Hanna parece ir a decir algo más, o preguntar algo, pero finalmente recoge los últimos platos y cierra el armario de la cocina.

—Bueno, es hora de marcharme.

—Vale. ¿Tienes algún plan esta noche?

—No sé… Quizá vaya a entrenar.

Jan casi podría haber imaginado que Hanna iba al gimnasio. Está delgada y fibrosa. Su vientre es liso, como el de Rami.

Diez minutos más tarde ella ya se ha marchado a casa, y Jan ha cerrado la puerta con llave. Se encuentra solo en la escuela, y no tiene ni tocadiscos ni televisión: apenas el eco de todas las canciones de rock que tocó con los Bohemos la noche anterior. Estuvo bien; se pregunta si Lars Rettig volverá a invitarlo a ensayar con el grupo.

Quizá, si consigue ser un buen cartero esta noche.

Los niños duermen como troncos, Jan no tiene nada que hacer. Será una larga espera hasta que den las once. Se sienta con un libro en la cocina, pero mira con frecuencia hacia la oscuridad, al hospital.

Cuando por fin el reloj marca las once menos cuarto, se dirige a la taquilla en busca del grueso sobre y los dos Ángeles.

Resulta un poco ridículo, pero se pone los guantes de montar en bicicleta y limpia todo el sobre con un trapo seco para no dejar huellas dactilares ni pelos. Por si el doctor Högsmed lo encontrara.

A las once menos cinco cuelga el Ángel encendido en la habitación de los niños, y a continuación abre la puerta del sótano con la tarjeta magnética. Mientras baja lleva el sobre en la mano izquierda y el otro Ángel colgado del cinturón. Pasa de largo los dibujos de animales.

El ascensor lo espera, entra y pulsa el botón. El habitáculo de acero se estremece y comienza a ascender.

Jan no está acostumbrado a subir al hospital sin niños, y resulta aún más extraño hacerlo en mitad de la noche.

El ascensor se detiene con una sacudida. Jan se inclina hacia la ventanilla y ve que la sala de visitas no está iluminada. No se percibe ningún movimiento en la oscuridad.
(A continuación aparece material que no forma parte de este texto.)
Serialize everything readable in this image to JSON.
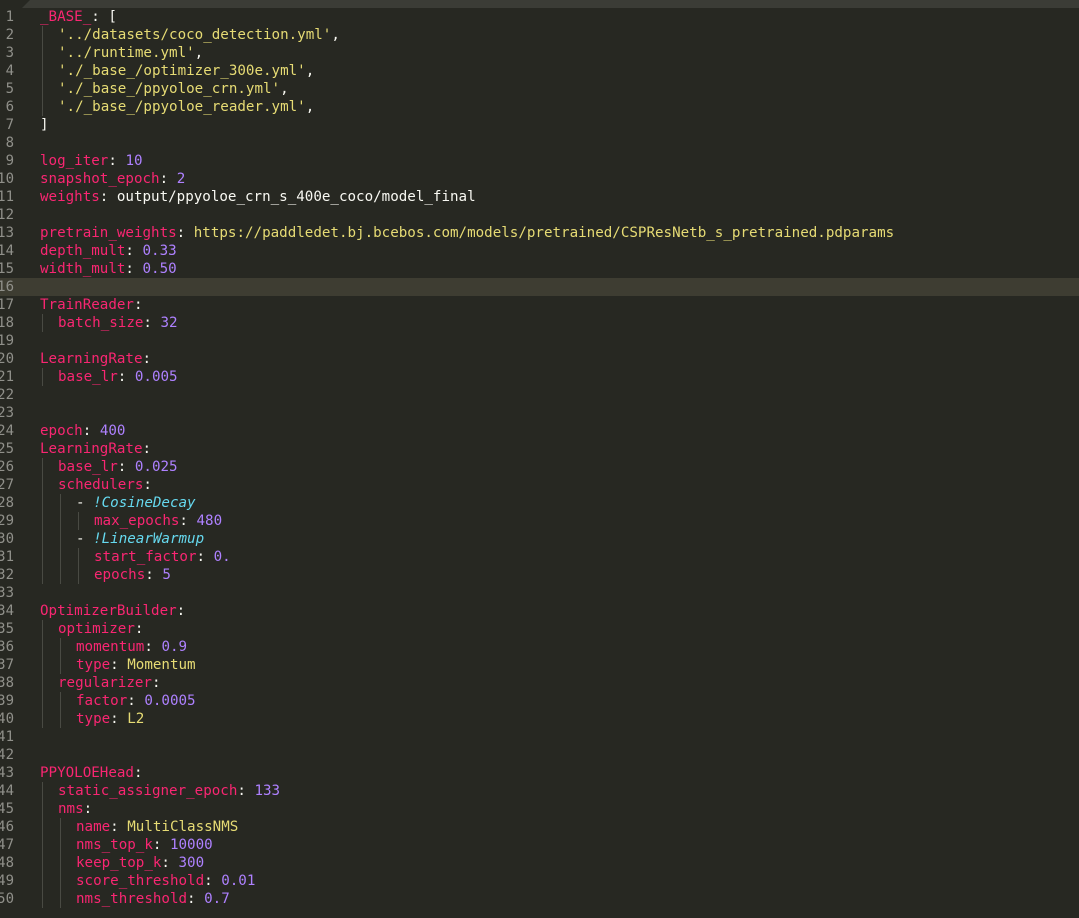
{
  "editor": {
    "colors": {
      "background": "#272822",
      "key": "#f92672",
      "string": "#e6db74",
      "number": "#ae81ff",
      "tag": "#66d9ef",
      "punctuation": "#f8f8f2",
      "line_number": "#90908a",
      "current_line": "#3e3d32"
    },
    "current_line": 16,
    "lines": [
      {
        "n": "1",
        "indent": 0,
        "tokens": [
          {
            "t": "_BASE_",
            "c": "k"
          },
          {
            "t": ": [",
            "c": "p"
          }
        ]
      },
      {
        "n": "2",
        "indent": 1,
        "tokens": [
          {
            "t": "'../datasets/coco_detection.yml'",
            "c": "s"
          },
          {
            "t": ",",
            "c": "p"
          }
        ]
      },
      {
        "n": "3",
        "indent": 1,
        "tokens": [
          {
            "t": "'../runtime.yml'",
            "c": "s"
          },
          {
            "t": ",",
            "c": "p"
          }
        ]
      },
      {
        "n": "4",
        "indent": 1,
        "tokens": [
          {
            "t": "'./_base_/optimizer_300e.yml'",
            "c": "s"
          },
          {
            "t": ",",
            "c": "p"
          }
        ]
      },
      {
        "n": "5",
        "indent": 1,
        "tokens": [
          {
            "t": "'./_base_/ppyoloe_crn.yml'",
            "c": "s"
          },
          {
            "t": ",",
            "c": "p"
          }
        ]
      },
      {
        "n": "6",
        "indent": 1,
        "tokens": [
          {
            "t": "'./_base_/ppyoloe_reader.yml'",
            "c": "s"
          },
          {
            "t": ",",
            "c": "p"
          }
        ]
      },
      {
        "n": "7",
        "indent": 0,
        "tokens": [
          {
            "t": "]",
            "c": "p"
          }
        ]
      },
      {
        "n": "8",
        "indent": 0,
        "tokens": []
      },
      {
        "n": "9",
        "indent": 0,
        "tokens": [
          {
            "t": "log_iter",
            "c": "k"
          },
          {
            "t": ": ",
            "c": "p"
          },
          {
            "t": "10",
            "c": "n"
          }
        ]
      },
      {
        "n": "10",
        "indent": 0,
        "tokens": [
          {
            "t": "snapshot_epoch",
            "c": "k"
          },
          {
            "t": ": ",
            "c": "p"
          },
          {
            "t": "2",
            "c": "n"
          }
        ]
      },
      {
        "n": "11",
        "indent": 0,
        "tokens": [
          {
            "t": "weights",
            "c": "k"
          },
          {
            "t": ": output/ppyoloe_crn_s_400e_coco/model_final",
            "c": "p"
          }
        ]
      },
      {
        "n": "12",
        "indent": 0,
        "tokens": []
      },
      {
        "n": "13",
        "indent": 0,
        "tokens": [
          {
            "t": "pretrain_weights",
            "c": "k"
          },
          {
            "t": ": ",
            "c": "p"
          },
          {
            "t": "https://paddledet.bj.bcebos.com/models/pretrained/CSPResNetb_s_pretrained.pdparams",
            "c": "s"
          }
        ]
      },
      {
        "n": "14",
        "indent": 0,
        "tokens": [
          {
            "t": "depth_mult",
            "c": "k"
          },
          {
            "t": ": ",
            "c": "p"
          },
          {
            "t": "0.33",
            "c": "n"
          }
        ]
      },
      {
        "n": "15",
        "indent": 0,
        "tokens": [
          {
            "t": "width_mult",
            "c": "k"
          },
          {
            "t": ": ",
            "c": "p"
          },
          {
            "t": "0.50",
            "c": "n"
          }
        ]
      },
      {
        "n": "16",
        "indent": 0,
        "tokens": []
      },
      {
        "n": "17",
        "indent": 0,
        "tokens": [
          {
            "t": "TrainReader",
            "c": "k"
          },
          {
            "t": ":",
            "c": "p"
          }
        ]
      },
      {
        "n": "18",
        "indent": 1,
        "tokens": [
          {
            "t": "batch_size",
            "c": "k"
          },
          {
            "t": ": ",
            "c": "p"
          },
          {
            "t": "32",
            "c": "n"
          }
        ]
      },
      {
        "n": "19",
        "indent": 0,
        "tokens": []
      },
      {
        "n": "20",
        "indent": 0,
        "tokens": [
          {
            "t": "LearningRate",
            "c": "k"
          },
          {
            "t": ":",
            "c": "p"
          }
        ]
      },
      {
        "n": "21",
        "indent": 1,
        "tokens": [
          {
            "t": "base_lr",
            "c": "k"
          },
          {
            "t": ": ",
            "c": "p"
          },
          {
            "t": "0.005",
            "c": "n"
          }
        ]
      },
      {
        "n": "22",
        "indent": 0,
        "tokens": []
      },
      {
        "n": "23",
        "indent": 0,
        "tokens": []
      },
      {
        "n": "24",
        "indent": 0,
        "tokens": [
          {
            "t": "epoch",
            "c": "k"
          },
          {
            "t": ": ",
            "c": "p"
          },
          {
            "t": "400",
            "c": "n"
          }
        ]
      },
      {
        "n": "25",
        "indent": 0,
        "tokens": [
          {
            "t": "LearningRate",
            "c": "k"
          },
          {
            "t": ":",
            "c": "p"
          }
        ]
      },
      {
        "n": "26",
        "indent": 1,
        "tokens": [
          {
            "t": "base_lr",
            "c": "k"
          },
          {
            "t": ": ",
            "c": "p"
          },
          {
            "t": "0.025",
            "c": "n"
          }
        ]
      },
      {
        "n": "27",
        "indent": 1,
        "tokens": [
          {
            "t": "schedulers",
            "c": "k"
          },
          {
            "t": ":",
            "c": "p"
          }
        ]
      },
      {
        "n": "28",
        "indent": 2,
        "tokens": [
          {
            "t": "- ",
            "c": "p"
          },
          {
            "t": "!CosineDecay",
            "c": "t"
          }
        ]
      },
      {
        "n": "29",
        "indent": 3,
        "tokens": [
          {
            "t": "max_epochs",
            "c": "k"
          },
          {
            "t": ": ",
            "c": "p"
          },
          {
            "t": "480",
            "c": "n"
          }
        ]
      },
      {
        "n": "30",
        "indent": 2,
        "tokens": [
          {
            "t": "- ",
            "c": "p"
          },
          {
            "t": "!LinearWarmup",
            "c": "t"
          }
        ]
      },
      {
        "n": "31",
        "indent": 3,
        "tokens": [
          {
            "t": "start_factor",
            "c": "k"
          },
          {
            "t": ": ",
            "c": "p"
          },
          {
            "t": "0.",
            "c": "n"
          }
        ]
      },
      {
        "n": "32",
        "indent": 3,
        "tokens": [
          {
            "t": "epochs",
            "c": "k"
          },
          {
            "t": ": ",
            "c": "p"
          },
          {
            "t": "5",
            "c": "n"
          }
        ]
      },
      {
        "n": "33",
        "indent": 0,
        "tokens": []
      },
      {
        "n": "34",
        "indent": 0,
        "tokens": [
          {
            "t": "OptimizerBuilder",
            "c": "k"
          },
          {
            "t": ":",
            "c": "p"
          }
        ]
      },
      {
        "n": "35",
        "indent": 1,
        "tokens": [
          {
            "t": "optimizer",
            "c": "k"
          },
          {
            "t": ":",
            "c": "p"
          }
        ]
      },
      {
        "n": "36",
        "indent": 2,
        "tokens": [
          {
            "t": "momentum",
            "c": "k"
          },
          {
            "t": ": ",
            "c": "p"
          },
          {
            "t": "0.9",
            "c": "n"
          }
        ]
      },
      {
        "n": "37",
        "indent": 2,
        "tokens": [
          {
            "t": "type",
            "c": "k"
          },
          {
            "t": ": ",
            "c": "p"
          },
          {
            "t": "Momentum",
            "c": "s"
          }
        ]
      },
      {
        "n": "38",
        "indent": 1,
        "tokens": [
          {
            "t": "regularizer",
            "c": "k"
          },
          {
            "t": ":",
            "c": "p"
          }
        ]
      },
      {
        "n": "39",
        "indent": 2,
        "tokens": [
          {
            "t": "factor",
            "c": "k"
          },
          {
            "t": ": ",
            "c": "p"
          },
          {
            "t": "0.0005",
            "c": "n"
          }
        ]
      },
      {
        "n": "40",
        "indent": 2,
        "tokens": [
          {
            "t": "type",
            "c": "k"
          },
          {
            "t": ": ",
            "c": "p"
          },
          {
            "t": "L2",
            "c": "s"
          }
        ]
      },
      {
        "n": "41",
        "indent": 0,
        "tokens": []
      },
      {
        "n": "42",
        "indent": 0,
        "tokens": []
      },
      {
        "n": "43",
        "indent": 0,
        "tokens": [
          {
            "t": "PPYOLOEHead",
            "c": "k"
          },
          {
            "t": ":",
            "c": "p"
          }
        ]
      },
      {
        "n": "44",
        "indent": 1,
        "tokens": [
          {
            "t": "static_assigner_epoch",
            "c": "k"
          },
          {
            "t": ": ",
            "c": "p"
          },
          {
            "t": "133",
            "c": "n"
          }
        ]
      },
      {
        "n": "45",
        "indent": 1,
        "tokens": [
          {
            "t": "nms",
            "c": "k"
          },
          {
            "t": ":",
            "c": "p"
          }
        ]
      },
      {
        "n": "46",
        "indent": 2,
        "tokens": [
          {
            "t": "name",
            "c": "k"
          },
          {
            "t": ": ",
            "c": "p"
          },
          {
            "t": "MultiClassNMS",
            "c": "s"
          }
        ]
      },
      {
        "n": "47",
        "indent": 2,
        "tokens": [
          {
            "t": "nms_top_k",
            "c": "k"
          },
          {
            "t": ": ",
            "c": "p"
          },
          {
            "t": "10000",
            "c": "n"
          }
        ]
      },
      {
        "n": "48",
        "indent": 2,
        "tokens": [
          {
            "t": "keep_top_k",
            "c": "k"
          },
          {
            "t": ": ",
            "c": "p"
          },
          {
            "t": "300",
            "c": "n"
          }
        ]
      },
      {
        "n": "49",
        "indent": 2,
        "tokens": [
          {
            "t": "score_threshold",
            "c": "k"
          },
          {
            "t": ": ",
            "c": "p"
          },
          {
            "t": "0.01",
            "c": "n"
          }
        ]
      },
      {
        "n": "50",
        "indent": 2,
        "tokens": [
          {
            "t": "nms_threshold",
            "c": "k"
          },
          {
            "t": ": ",
            "c": "p"
          },
          {
            "t": "0.7",
            "c": "n"
          }
        ]
      }
    ]
  }
}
Abre la puerta unos centímetros, despacio y con cuidado. Por fin avanza hasta la moqueta. Como ocurre siempre que se encuentra en Santa Patricia, siente una imperiosa curiosidad, un insistente deseo de saber más.

Los muebles de la habitación se perfilan como sombras afiladas, pero se filtra algo de luz desde el ascensor a sus espaldas y por el cristal de la puerta por la que entran los pacientes. Jan echa un vistazo y al otro lado ve un largo pasillo. Está desierto. Y la puerta, como era de esperar, está cerrada con llave. No puede avanzar por ese lado.

Lo único que puede hacer es acercarse al sofá y levantar el cojín del asiento izquierdo. Acto seguido introduce el sobre lo más adentro posible. Lo deja allí y arregla los cojines.

Jan observa el sofá por última vez, regresa al ascensor y desciende al sótano. Sube las escaleras de la escuela despacio y prepara su cama en el cuarto de empleados para acostarse. Pero, como de costumbre, le cuesta conciliar el sueño.

Ahora está involucrado. Lleva apenas tres semanas trabajando en Santa Patricia, pero ya forma parte de una especie de red de contrabandistas.

La culpa es de Rami. En el caso de que sea la madre de Josefine, bajo el nombre de Maria Blanker.